Harris’ anti-tech campaigning began before he quit Google, with an internal presentation on design ethics in which he cited the condition “Email Apnea,” as if it were medical consensus. He also alleged, inexplicably, reading one email causes “our liver to dump glucose and cholesterol into our blood.”
After he ended his Google career, Harris brought this type of rhetoric to mainstream outlets like Fox News, CNN, and MSNBC, as well as the massively popular podcast The Joe Rogan Experience, where he talked of the Chinese Communist Party (CCP) as a benevolent content curator for China’s youth for showing them “educational and patriotism videos” that made them “want to become astronauts instead of influencers.” He called this CCP-generated content “Spinach TikTok,” apparently because spinach is good for you, as opposed to “Opium TikTok,” which kids in Western democracies are being fed, in Harris’ view. (He made the same claim on 60 Minutes, too.)
“It’s almost like [Chinese company Bytedance] recognize[s] that technology’s influencing kids’ development, and they make their domestic version a spinach TikTok, while they ship the opium version to the rest of the world,” says Tristan Harris. https://t.co/Jro1FTGjKB pic.twitter.com/kZ4ucLerar
— 60 Minutes (@60Minutes) November 7, 2022
Harris even boasted to Rogan that it was “quite literally as if Xi Jinping saw The Social Dilemma,” seemingly oblivious to the fact that China’s notorious one child policy was influenced by another Western public intellectual’s panicmongering, that being Paul Ehlrich, author of The Population Bomb, who predicted mass starvation by the 1970s. (Underpopulation is the far greater concern in both China and the West, these days.)
In May 2023, Harris appeared on right-wing commentator Glenn Beck’s podcast.

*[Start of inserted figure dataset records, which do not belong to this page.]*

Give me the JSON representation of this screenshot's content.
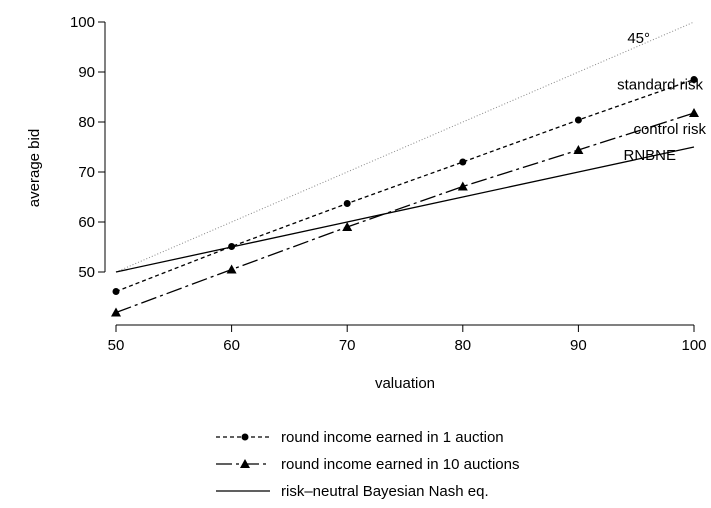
{
  "chart_data": {
    "type": "line",
    "title": "",
    "xlabel": "valuation",
    "ylabel": "average bid",
    "xlim": [
      50,
      100
    ],
    "ylim": [
      41,
      102
    ],
    "xticks": [
      "50",
      "60",
      "70",
      "80",
      "90",
      "100"
    ],
    "yticks": [
      "50",
      "60",
      "70",
      "80",
      "90",
      "100"
    ],
    "x": [
      50,
      60,
      70,
      80,
      90,
      100
    ],
    "grid": false,
    "legend_position": "bottom",
    "series": [
      {
        "name": "round income earned in 1 auction",
        "label": "standard risk",
        "style": "dotted-circle",
        "color": "#000000",
        "values": [
          46.1,
          55.1,
          63.7,
          72.0,
          80.4,
          88.5
        ]
      },
      {
        "name": "round income earned in 10 auctions",
        "label": "control risk",
        "style": "dashdot-triangle",
        "color": "#000000",
        "values": [
          41.9,
          50.5,
          59.0,
          67.1,
          74.4,
          81.8
        ]
      },
      {
        "name": "risk–neutral Bayesian Nash eq.",
        "label": "RNBNE",
        "style": "solid",
        "color": "#000000",
        "values": [
          50,
          55,
          60,
          65,
          70,
          75
        ]
      }
    ],
    "reference_line": {
      "label": "45°",
      "style": "dotted",
      "color": "#888888",
      "values": [
        50,
        60,
        70,
        80,
        90,
        100
      ]
    }
  }
}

Beck opened the show noting that Geoffrey Hinton—the “godfather of AI” who dramatically quit Google recently due to AI concerns—had, unlike Harris, refused to come on his show. In the interview, Harris likened consumer-facing AIs (such as ChatGPT) to “gain-of-function” research and “the one ring” from The Lord of the Rings, to which Beck would suggest “Throw it in the volcano.” (Harris heartily agreed, repeating the suggestion.)
This faustian bargain would bring “unbelievable benefits” on the road “to our annihilation,” Harris told Beck. One example he offered was a cure for cancer, something he noted could have saved his late mother’s life. But had AI offered a cure, that would also release “some demon into the world,” Harris declared he wouldn’t have made the trade. If there was any doubt this was more than a hypothetical to Harris, when Kara Swisher likened it to “one of those dinner party questions” in another interview, he retorted, “But it's real.” This indicates a dangerous and extreme level of surety that is ignorant of history.
It is this kind of utilitarian anti-modernity mindset that has caused unconscionable harm over the past half-century. From the catastrophic obstruction of nuclear power development and resulting increase in carbon emissions, to the overpopulation panic and subsequent forced sterilizations in China, to the scientific populist crusade against GMOs and the millions of developing world children that have lost their sight and lives as a result—the dangers of over-precaution and scientific populism are undeniable.
But Harris and his compatriots in panic are blinded by ideology, so preoccupied with whether or not we should accelerate technological development, they haven’t stopped to think of the consequences if we don’t.